Another (uknown) factor is the applied reflector. The reflector will only direct a part of the light rays into the hot spot. The direct (bluish) rays Will miss the reflector and go into the spill. A measurement of the LED without some (standard?) reflector can give misleading results.

Fascinating. I’d be interested to see the values for a regular neutral-white XML2 when you test one, since it’s used on so many of my lights.

R (9) looks so bad on all those lights, with the exception of the Nichia 219B. What kind of Nichia 219 5000K emitter gives the bad R (9) value?

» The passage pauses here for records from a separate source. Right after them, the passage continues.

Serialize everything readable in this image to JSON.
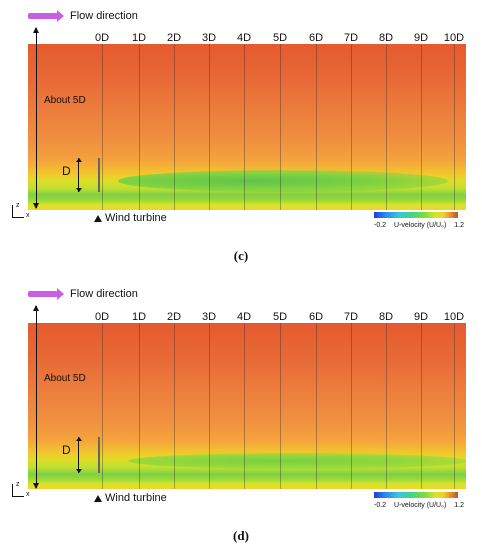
{
  "panels": [
    {
      "id": "c",
      "flow_label": "Flow direction",
      "ticks": [
        "0D",
        "1D",
        "2D",
        "3D",
        "4D",
        "5D",
        "6D",
        "7D",
        "8D",
        "9D",
        "10D"
      ],
      "height_label": "About 5D",
      "d_label": "D",
      "turbine_label": "Wind turbine",
      "axis_z": "z",
      "axis_x": "x",
      "legend_min": "-0.2",
      "legend_title": "U-velocity (U/U₀)",
      "legend_max": "1.2",
      "caption": "(c)",
      "ghost_text": "About 5D"
    },
    {
      "id": "d",
      "flow_label": "Flow direction",
      "ticks": [
        "0D",
        "1D",
        "2D",
        "3D",
        "4D",
        "5D",
        "6D",
        "7D",
        "8D",
        "9D",
        "10D"
      ],
      "height_label": "About 5D",
      "d_label": "D",
      "turbine_label": "Wind turbine",
      "axis_z": "z",
      "axis_x": "x",
      "legend_min": "-0.2",
      "legend_title": "U-velocity (U/U₀)",
      "legend_max": "1.2",
      "caption": "(d)"
    }
  ],
  "colors": {
    "flow_arrow": "#c85ee6",
    "field_top": "#e55a2f",
    "wake": "#7fcf45"
  }
}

Is that just because it’s a bit cooler, and so there’s less red in its spectrum, or is it a 219C that is generally less good at red?

What does a negative R (9) value actually mean?

Well testing some will give more data then testing none :wink:
Maybe each emitter is slightly different, but there must be enough similarities in tint that is close enough in the same bin, otherwise all reviews of leds have little use right?
For weight sake I will not send the S70 (also removing that is more difficult then the easy to access S50 XHP50) and for my eyes the tint of the two is similar, of exactly the same.

Here are the results for the bare unspecified emitters The Miller sent me. I was surprised how cool white the XHP50 and Latticebright turned out to be without a reflector.

I didn’t have any specs for the emitters so the voltage and current weren’t set for maximum brightness, because I didn’t want to destroy them and there was no cooling except for the stars. I did test them on different output levels and didn’t notice significant change in CRI or tint after reaching a certain threshold of usable output. The XHP50 was run at 6 volts and 1,5 amp and it was blinding.